Other key findings include:

  • The survey shows that 60 percent of dual-pilot operators reported they go to recurrent training twice annually. Most single-pilot respondents (62 percent) indicated they train once annually, with 28 percent indicating they train twice per year.
  • A significant majority of operations have some form of safety reporting process, with 73 percent of respondents saying they have comprehensive awareness of safety reports and issues across their organization.
  • Distraction, fatigue, professionalism and time pressure continue to be the top potential triggers for mishaps, respondents said.

Read the results of the 2016 Business Aviation Safety Survey.

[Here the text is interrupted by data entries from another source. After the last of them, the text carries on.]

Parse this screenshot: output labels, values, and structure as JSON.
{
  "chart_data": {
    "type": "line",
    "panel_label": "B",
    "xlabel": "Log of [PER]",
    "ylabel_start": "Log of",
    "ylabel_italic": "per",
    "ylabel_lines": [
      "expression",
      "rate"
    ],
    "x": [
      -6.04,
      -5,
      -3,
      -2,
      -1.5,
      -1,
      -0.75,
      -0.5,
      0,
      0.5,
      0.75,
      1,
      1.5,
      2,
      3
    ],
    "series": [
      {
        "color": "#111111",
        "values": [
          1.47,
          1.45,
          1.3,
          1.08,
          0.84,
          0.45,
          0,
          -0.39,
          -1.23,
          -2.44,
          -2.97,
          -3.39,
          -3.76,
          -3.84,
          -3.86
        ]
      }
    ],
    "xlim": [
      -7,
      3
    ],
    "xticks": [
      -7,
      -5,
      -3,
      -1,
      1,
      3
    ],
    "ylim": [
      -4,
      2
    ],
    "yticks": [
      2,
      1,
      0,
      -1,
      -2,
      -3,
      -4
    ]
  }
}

“I was really impressed by the engagement in the survey,” said Paul Ratté, director of aviation safety programs for USAIG and team lead of the NBAA Safety Committee’s Risk Assessment Team. “There’s a passion in the community for safety.”

Ratté said the team’s objective with the survey was to supplement long-term historical performance data with two tiers of safety information &emdash; short-term (from the previous six to 18 months) performance data that reflects new trends and challenges, and anecdotal perspectives from business aircraft operators about their top concerns and priorities.

To accomplish this, Ratté’s team prepared 30 questions on topics such as dual- and single-pilot best practices, formal training expectations and safety reporting policies. Most survey questions were intentionally close-ended for data collection purposes, but Ratté noted that 1,200 unique responses to an open-ended query about respondents’ top three perceived safety risks will help the Safety Committee direct its focus to the most pressing concerns of business aircraft operators.

“Anything the Safety Committee does can only really be enacted through the practitioners of business aviation,” said Ratté. “We felt like it was necessary to understand what was on their minds, what are they thinking.”

Peter Korns, NBAA’s manager of operations, said that the Safety Committee was pleased with the community’s strong response, adding that the results show that safety continues to be a priority among business aircraft operators.

“It’s clear from analyzing the survey results that there’s a strong commitment to safety and improvement among business aircraft operators. We appreciate the community’s willingness to share their safety data year-over-year in an effort to better ensure our industry remains a world leader in aviation safety,” said Korns.